À la fin de la saison, les flammes ont ravagé 441 474 hectares de boisé. Un plus grand nombre d’incendies a été enregistré dans le Nord-Ouest, avec 476 feux de forêt et 324 250 hectares brulés. Le Nord-Est a comptabilisé 265 feux et 116 954 hectares ravagés, selon la même source.
En 2022, l’Ontario avait enregistré presque trois fois moins d’incendies, à savoir 275 feux de forêt et seulement 2560 hectares affectés. Le nombre d’incendies déclarés en 2023 dépasse donc la moyenne des 10 dernières années, qui s’élève à 690 feux de forêt par année et 163 627 hectares brulés.
L’année 2021 avait été «beaucoup plus achalandée», avec 1198 incendies enregistrés et 793 297 hectares de forêt affectés, rappelle Isabelle Chénard.
En termes d’étendue et de persistance, c’est le feu Cochrane 11 qui a été l’un des plus dévastateurs dans la province.
«Il a été confirmé le 17 juin, alors que la température dans le Grand Nord ontarien était de plus de 30oC. Situé au sud de l’ile nommée Big Island, à environ 5 kilomètres à l’ouest de la communauté de Fort Albany, ce feu s’est étendu sur 805 hectares.

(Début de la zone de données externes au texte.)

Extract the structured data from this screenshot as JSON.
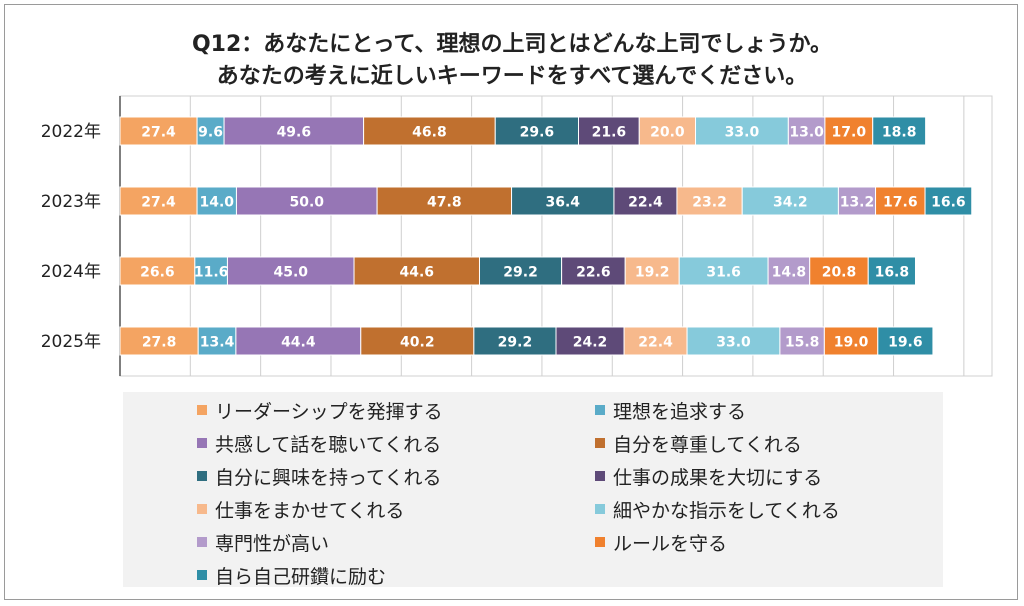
{
  "title": {
    "line1": "Q12：あなたにとって、理想の上司とはどんな上司でしょうか。",
    "line2": "あなたの考えに近しいキーワードをすべて選んでください。"
  },
  "chart_data": {
    "type": "bar",
    "orientation": "horizontal-stacked",
    "categories": [
      "2022年",
      "2023年",
      "2024年",
      "2025年"
    ],
    "series": [
      {
        "name": "リーダーシップを発揮する",
        "color": "#F4A462",
        "values": [
          27.4,
          27.4,
          26.6,
          27.8
        ]
      },
      {
        "name": "理想を追求する",
        "color": "#5AABC8",
        "values": [
          9.6,
          14.0,
          11.6,
          13.4
        ]
      },
      {
        "name": "共感して話を聴いてくれる",
        "color": "#9676B5",
        "values": [
          49.6,
          50.0,
          45.0,
          44.4
        ]
      },
      {
        "name": "自分を尊重してくれる",
        "color": "#C0702F",
        "values": [
          46.8,
          47.8,
          44.6,
          40.2
        ]
      },
      {
        "name": "自分に興味を持ってくれる",
        "color": "#2F6E80",
        "values": [
          29.6,
          36.4,
          29.2,
          29.2
        ]
      },
      {
        "name": "仕事の成果を大切にする",
        "color": "#5E4A78",
        "values": [
          21.6,
          22.4,
          22.6,
          24.2
        ]
      },
      {
        "name": "仕事をまかせてくれる",
        "color": "#F7B98C",
        "values": [
          20.0,
          23.2,
          19.2,
          22.4
        ]
      },
      {
        "name": "細やかな指示をしてくれる",
        "color": "#86CADB",
        "values": [
          33.0,
          34.2,
          31.6,
          33.0
        ]
      },
      {
        "name": "専門性が高い",
        "color": "#B39BCB",
        "values": [
          13.0,
          13.2,
          14.8,
          15.8
        ]
      },
      {
        "name": "ルールを守る",
        "color": "#F0812E",
        "values": [
          17.0,
          17.6,
          20.8,
          19.0
        ]
      },
      {
        "name": "自ら自己研鑽に励む",
        "color": "#2F8EA6",
        "values": [
          18.8,
          16.6,
          16.8,
          19.6
        ]
      }
    ],
    "xlim": [
      0,
      310
    ],
    "grid": true,
    "legend_position": "bottom"
  }
}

Les garde-feux de l’Ontario ont été épaulés par les pompiers forestiers du Mexique et les pompiers locaux. L’incendie a causé le déplacement des résidents de Fort Albany. Il n’a été déclaré éteint que le 19 septembre», raconte Mme Chénard.
La particularité du Nord ontarien
Selon le chercheur en écologie forestière à Ressources naturelles Canada, au Centre de Foresterie des Laurentides, Yan Boulanger, «bien que l’Ontario ait été moins touché que d’autres provinces au Canada cette année, elle a quand même enregistré des superficies brulées (434 808 ha) qui sont près de trois fois supérieures à la moyenne des 25 dernières années (145 948 ha)».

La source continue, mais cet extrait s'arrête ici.